Conexões com a decolonialidade

Eu não poderia deixar de relacionar o trabalho de Saidiya Hartman com o meu tema de pesquisa. Embora ela não se defina como uma autora “decolonial” nos termos latino-americanos, sua obra dialoga com esse campo em diversas frentes. O questionamento da centralidade do arquivo, a crítica ao universalismo ocidental e a valorização de epistemologias negras fazem de sua escrita uma aliada poderosa nas lutas por justiça cognitiva.

Há um elo evidente entre a fabulação crítica de Hartman e o esforço de autores decoloniais por desmontar os pilares da colonialidade do saber e do ser. Ao colocar no centro da narrativa as vidas marginalizadas, a autora propõe uma ruptura com o modelo de conhecimento que exclui e silencia.

Além disso, suas obras desafiam a linearidade histórica e a lógica do progresso, propondo outras formas de temporalidade: mais circulares, mais afetivas, mais conectadas às memórias que não cabem nas cronologias dominantes.

Por que ler Saidiya Hartman hoje?

Porque ainda estamos vivendo os ecos de uma história que tentou apagar vozes negras.
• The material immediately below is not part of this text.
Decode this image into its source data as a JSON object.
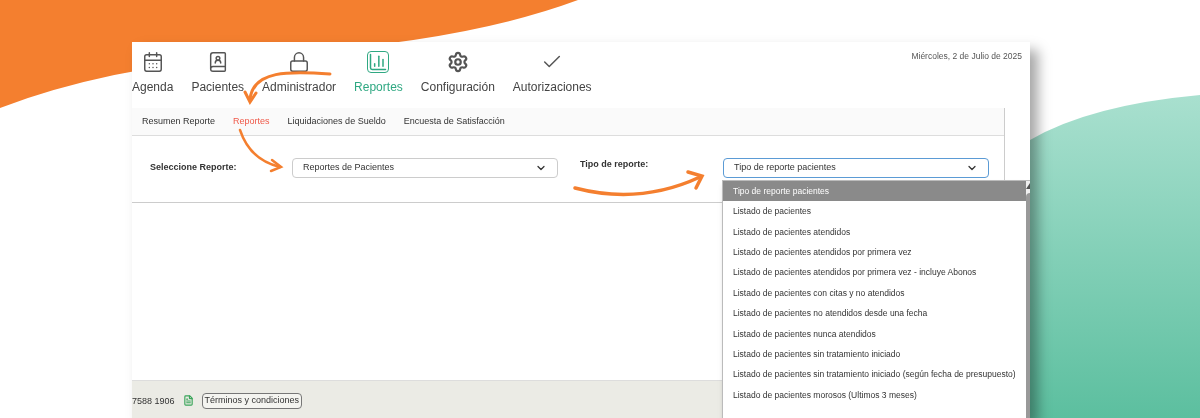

Porque os silêncios dos arquivos continuam influenciando o que chamamos de “verdade”. Porque precisamos de ferramentas para imaginar futuros que não estejam presos à repetição da violência.

saidiya hartman
Foto: Steven Gregory

Ler Saidiya Hartman é se dispor a escutar as vozes que ecoam nas brechas do passado e, com elas, reinventar o presente.